The U.S. Army exists for fighting, and naturally commanders are in charge. But mental health care is also a high-priority goal because the recent wars have put a heavy load on each soldier, and post-traumatic stress disorder and affiliated conditions take highly trained soldiers out of action. Many even commit suicide, spreading the pain more broadly to also affect families of military personnel. This is recognized as a key problem by everyone involved, but solving it involves negotiation between specialists. This leads to push-and-pull with two frequent results: the health care provider is coopted by the commander and serves the commander’s purpose, or the health care provider stays anchored in the care identity and interferes with the commander’s purpose. As a result, most conflicts are poorly solved: analysis found that 5 percent ended with a good mutual solution, in 85 percent either the commander or the health care provider won the battle, and in 10 percent both lost out.
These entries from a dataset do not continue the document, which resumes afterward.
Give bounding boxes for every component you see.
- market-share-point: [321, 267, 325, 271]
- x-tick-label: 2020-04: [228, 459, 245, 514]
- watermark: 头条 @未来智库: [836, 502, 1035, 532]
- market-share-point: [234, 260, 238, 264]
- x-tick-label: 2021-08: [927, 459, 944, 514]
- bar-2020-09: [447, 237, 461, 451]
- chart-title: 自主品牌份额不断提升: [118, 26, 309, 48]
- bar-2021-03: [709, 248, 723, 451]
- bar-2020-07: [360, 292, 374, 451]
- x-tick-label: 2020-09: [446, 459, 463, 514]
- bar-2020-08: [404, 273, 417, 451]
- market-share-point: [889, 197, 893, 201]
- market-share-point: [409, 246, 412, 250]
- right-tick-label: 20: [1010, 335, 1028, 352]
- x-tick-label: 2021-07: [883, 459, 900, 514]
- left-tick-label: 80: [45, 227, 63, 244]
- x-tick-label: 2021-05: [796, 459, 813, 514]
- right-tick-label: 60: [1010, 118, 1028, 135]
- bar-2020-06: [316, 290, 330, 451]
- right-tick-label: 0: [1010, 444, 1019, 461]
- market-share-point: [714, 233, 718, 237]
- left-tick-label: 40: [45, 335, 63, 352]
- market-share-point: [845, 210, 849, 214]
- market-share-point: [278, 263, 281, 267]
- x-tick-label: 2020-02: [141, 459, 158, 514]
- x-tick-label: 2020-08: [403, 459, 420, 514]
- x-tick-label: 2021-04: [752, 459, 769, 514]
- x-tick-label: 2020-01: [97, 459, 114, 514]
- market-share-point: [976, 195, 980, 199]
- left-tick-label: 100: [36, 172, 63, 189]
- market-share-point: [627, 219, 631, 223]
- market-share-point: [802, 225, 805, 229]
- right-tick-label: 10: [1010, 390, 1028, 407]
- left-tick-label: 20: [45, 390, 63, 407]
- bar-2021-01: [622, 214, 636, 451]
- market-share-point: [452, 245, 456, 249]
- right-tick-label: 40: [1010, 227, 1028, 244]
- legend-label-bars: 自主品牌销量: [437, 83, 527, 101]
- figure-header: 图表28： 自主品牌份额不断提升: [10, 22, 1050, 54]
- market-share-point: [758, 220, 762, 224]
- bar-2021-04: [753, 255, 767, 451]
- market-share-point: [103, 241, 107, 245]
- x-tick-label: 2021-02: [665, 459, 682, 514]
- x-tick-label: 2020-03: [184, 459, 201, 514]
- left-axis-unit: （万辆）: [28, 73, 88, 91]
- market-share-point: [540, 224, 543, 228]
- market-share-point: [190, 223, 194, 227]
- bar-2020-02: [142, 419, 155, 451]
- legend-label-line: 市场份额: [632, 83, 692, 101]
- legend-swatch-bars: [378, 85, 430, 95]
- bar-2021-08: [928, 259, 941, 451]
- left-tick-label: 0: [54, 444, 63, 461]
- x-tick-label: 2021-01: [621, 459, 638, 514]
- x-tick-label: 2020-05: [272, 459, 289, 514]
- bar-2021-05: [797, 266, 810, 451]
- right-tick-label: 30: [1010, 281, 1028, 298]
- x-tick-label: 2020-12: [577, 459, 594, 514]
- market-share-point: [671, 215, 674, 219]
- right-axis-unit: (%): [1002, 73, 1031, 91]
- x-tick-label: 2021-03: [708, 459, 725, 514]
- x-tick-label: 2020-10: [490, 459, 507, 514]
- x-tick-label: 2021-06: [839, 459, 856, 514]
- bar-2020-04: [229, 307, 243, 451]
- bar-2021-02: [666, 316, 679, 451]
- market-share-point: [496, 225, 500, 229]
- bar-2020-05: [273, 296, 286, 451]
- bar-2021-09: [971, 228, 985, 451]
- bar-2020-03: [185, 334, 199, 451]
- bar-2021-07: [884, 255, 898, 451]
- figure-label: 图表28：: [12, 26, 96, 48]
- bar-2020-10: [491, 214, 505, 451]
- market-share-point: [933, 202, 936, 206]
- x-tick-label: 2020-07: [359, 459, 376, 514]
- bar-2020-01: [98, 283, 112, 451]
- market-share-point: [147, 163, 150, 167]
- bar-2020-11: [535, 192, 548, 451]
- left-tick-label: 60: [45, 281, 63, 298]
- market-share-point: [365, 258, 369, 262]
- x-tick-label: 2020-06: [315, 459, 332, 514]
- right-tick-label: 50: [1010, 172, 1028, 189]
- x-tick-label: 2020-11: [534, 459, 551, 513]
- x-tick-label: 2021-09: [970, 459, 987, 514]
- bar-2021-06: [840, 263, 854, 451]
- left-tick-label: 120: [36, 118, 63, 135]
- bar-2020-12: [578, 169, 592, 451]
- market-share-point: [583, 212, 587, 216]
But here is the key message of the article. The statistics I cited were for only two of the four brigades DiBenigno studied. In the other two, 89 percent of conflicts led to a good mutual solution, in 7 percent one party won but not the other, and in 4 percent both lost. This is a really large difference, and the reason for it boiled down to one minor change in organizational structure with major consequences for the process. In the successful brigades, each health care provider was embedded in the clinic but also assigned as a point of contact with specific commanders, which led to longer and more personal interactions than in the other two brigades. The result was an anchored personalization: the provider was anchored in a group of other mental health professionals who shared knowledge and norms, and the provider had a personal network of commanders that allowed learning each commander’s needs and earning trust as well.

The personal interaction proved to be central to understanding each other’s thinking and finding adaptive actions in each situation. It had a massive effect on the ability to find good solutions, especially because the goal conflict was unique in each case. Mental health issues are complex, but so are the needs of military units and their commanders. Perhaps most remarkable is the origin of the difference in problem-solving capacity: just a simple change in organizational structure that regulated which care providers interacted with which commanders created a total change in how these interactions were done. It’s an important lesson for organizational design – how it is done determines what happens later.

DiBenigno, Julia. 2017. "Anchored Personalization in Managing Goal Conflict between Professional Groups: The Case of U.S. Army Mental Health Care." Administrative Science Quarterly, forthcoming: 0001839217714024.